Molière et les Grammairiens[1]

Tout semble dit sur les emprunts de Molière : aucune source ne paraît avoir été négligée par ses commentateurs ; ils nous ont fait connaître par le menu les comédies ou les récits romanesques qui lui ont fourni le fond ou les détails de certaines de ses pièces. Mais ce n’est pas là, à tout prendre, ce qui nous révèle le mieux les secrets de sa composition. Qu’il ait su faire un choix habile dans des ouvrages d’un genre analogue au sien, cela n’a rien de fort extraordinaire, mais que, transportant sur la scène des passages tirés d’ouvrages purement techniques, de traités grammaticaux par exemple, il ait su leur communiquer ce mouvement, cette vivacité qui contribuent si fort au succès des ouvrages comiques, n’est-ce pas l’indication la plus significative de ses procédés de travail, la marque la plus caractéristique de son génie ?

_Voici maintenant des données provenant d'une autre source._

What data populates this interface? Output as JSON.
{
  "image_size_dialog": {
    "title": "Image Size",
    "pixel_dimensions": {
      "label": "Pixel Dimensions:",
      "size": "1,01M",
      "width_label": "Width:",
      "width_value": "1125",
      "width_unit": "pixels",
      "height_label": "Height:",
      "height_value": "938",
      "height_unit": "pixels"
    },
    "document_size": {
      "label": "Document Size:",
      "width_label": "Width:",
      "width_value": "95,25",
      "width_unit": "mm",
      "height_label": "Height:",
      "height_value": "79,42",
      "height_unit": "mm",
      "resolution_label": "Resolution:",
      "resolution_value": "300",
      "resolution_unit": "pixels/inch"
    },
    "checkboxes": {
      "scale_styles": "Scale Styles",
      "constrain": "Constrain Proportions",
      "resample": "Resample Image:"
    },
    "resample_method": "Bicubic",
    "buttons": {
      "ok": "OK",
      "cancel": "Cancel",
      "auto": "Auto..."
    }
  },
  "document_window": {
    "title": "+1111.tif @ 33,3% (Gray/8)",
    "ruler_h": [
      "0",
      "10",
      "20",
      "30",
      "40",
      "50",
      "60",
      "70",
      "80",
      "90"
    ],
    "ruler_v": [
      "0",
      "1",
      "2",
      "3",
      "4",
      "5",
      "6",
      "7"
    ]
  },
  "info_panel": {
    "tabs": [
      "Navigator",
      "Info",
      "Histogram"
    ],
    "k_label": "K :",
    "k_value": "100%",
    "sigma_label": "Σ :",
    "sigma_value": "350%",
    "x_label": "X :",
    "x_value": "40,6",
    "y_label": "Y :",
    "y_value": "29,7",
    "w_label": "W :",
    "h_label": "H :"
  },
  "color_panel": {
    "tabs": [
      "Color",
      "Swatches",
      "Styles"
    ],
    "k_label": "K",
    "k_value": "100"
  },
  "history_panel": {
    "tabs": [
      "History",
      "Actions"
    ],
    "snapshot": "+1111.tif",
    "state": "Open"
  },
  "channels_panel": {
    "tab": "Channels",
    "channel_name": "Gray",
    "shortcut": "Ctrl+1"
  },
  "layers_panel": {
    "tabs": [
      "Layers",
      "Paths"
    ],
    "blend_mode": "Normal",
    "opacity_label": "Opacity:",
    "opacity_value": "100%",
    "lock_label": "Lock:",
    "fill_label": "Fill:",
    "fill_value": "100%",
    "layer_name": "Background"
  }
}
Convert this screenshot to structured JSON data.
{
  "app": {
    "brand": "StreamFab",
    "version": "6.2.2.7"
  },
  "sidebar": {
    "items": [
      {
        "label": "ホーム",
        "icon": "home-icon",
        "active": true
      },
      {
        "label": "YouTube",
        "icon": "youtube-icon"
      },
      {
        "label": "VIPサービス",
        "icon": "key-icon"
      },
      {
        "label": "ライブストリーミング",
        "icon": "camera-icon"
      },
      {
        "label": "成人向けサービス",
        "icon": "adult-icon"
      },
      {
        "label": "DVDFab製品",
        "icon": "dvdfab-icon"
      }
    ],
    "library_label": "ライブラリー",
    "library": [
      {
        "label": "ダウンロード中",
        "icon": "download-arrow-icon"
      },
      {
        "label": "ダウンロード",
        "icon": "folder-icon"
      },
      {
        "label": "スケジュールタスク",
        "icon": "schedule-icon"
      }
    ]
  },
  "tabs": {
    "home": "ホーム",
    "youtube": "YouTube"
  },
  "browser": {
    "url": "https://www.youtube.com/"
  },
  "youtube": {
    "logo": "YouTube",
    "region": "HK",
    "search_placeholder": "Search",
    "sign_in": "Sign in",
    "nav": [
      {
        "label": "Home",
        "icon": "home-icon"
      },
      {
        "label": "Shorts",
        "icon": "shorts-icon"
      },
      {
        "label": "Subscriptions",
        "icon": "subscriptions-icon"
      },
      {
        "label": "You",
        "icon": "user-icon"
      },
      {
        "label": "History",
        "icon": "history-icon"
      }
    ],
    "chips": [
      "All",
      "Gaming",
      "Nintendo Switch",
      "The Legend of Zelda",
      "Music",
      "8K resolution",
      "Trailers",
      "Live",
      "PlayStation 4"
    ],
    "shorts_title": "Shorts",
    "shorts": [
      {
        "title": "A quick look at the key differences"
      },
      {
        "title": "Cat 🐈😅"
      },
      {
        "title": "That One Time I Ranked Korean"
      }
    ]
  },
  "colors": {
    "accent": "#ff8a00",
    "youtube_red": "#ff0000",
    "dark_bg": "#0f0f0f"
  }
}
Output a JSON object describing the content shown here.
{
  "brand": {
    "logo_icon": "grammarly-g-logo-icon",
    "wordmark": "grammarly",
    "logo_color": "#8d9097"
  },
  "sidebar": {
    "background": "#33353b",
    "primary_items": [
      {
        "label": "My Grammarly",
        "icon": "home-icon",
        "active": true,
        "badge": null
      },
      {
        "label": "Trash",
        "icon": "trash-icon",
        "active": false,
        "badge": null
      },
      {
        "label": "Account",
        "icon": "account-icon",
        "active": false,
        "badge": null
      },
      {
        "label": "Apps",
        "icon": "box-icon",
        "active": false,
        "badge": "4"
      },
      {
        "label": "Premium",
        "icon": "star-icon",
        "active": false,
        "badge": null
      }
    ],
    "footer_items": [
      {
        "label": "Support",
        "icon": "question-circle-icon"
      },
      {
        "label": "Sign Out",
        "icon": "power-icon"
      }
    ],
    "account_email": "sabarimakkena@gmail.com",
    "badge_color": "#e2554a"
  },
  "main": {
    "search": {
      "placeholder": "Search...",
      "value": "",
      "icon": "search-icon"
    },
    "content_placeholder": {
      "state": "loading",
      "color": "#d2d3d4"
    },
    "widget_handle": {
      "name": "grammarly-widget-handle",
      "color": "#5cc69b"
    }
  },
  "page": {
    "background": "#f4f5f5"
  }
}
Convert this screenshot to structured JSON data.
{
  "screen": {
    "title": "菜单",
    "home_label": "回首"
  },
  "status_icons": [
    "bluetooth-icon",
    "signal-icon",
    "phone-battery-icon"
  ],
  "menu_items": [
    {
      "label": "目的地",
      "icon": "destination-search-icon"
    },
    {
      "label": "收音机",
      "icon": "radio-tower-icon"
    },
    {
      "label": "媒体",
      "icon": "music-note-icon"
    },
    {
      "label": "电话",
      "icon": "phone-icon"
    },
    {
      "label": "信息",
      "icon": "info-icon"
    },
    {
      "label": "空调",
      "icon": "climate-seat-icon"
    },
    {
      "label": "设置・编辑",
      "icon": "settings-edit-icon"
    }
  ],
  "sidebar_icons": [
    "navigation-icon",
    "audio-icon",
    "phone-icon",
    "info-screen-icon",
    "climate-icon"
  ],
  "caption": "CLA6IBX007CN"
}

Il a le don de trouver, et toujours ses trouvailles l’emportent en gaieté sur les inventions de la fantaisie la plus folle.

Voici, par exemple, une étymologie du docteur de la Jalousie de Barbouillé (sc. vi).


— Savez-vous d’où vient le mot bonnet ?

— Nenni.

— Cela vient de bonum est, bon est, voilà qui est bon, parce qu’il garantit des catarrhes et fluxions.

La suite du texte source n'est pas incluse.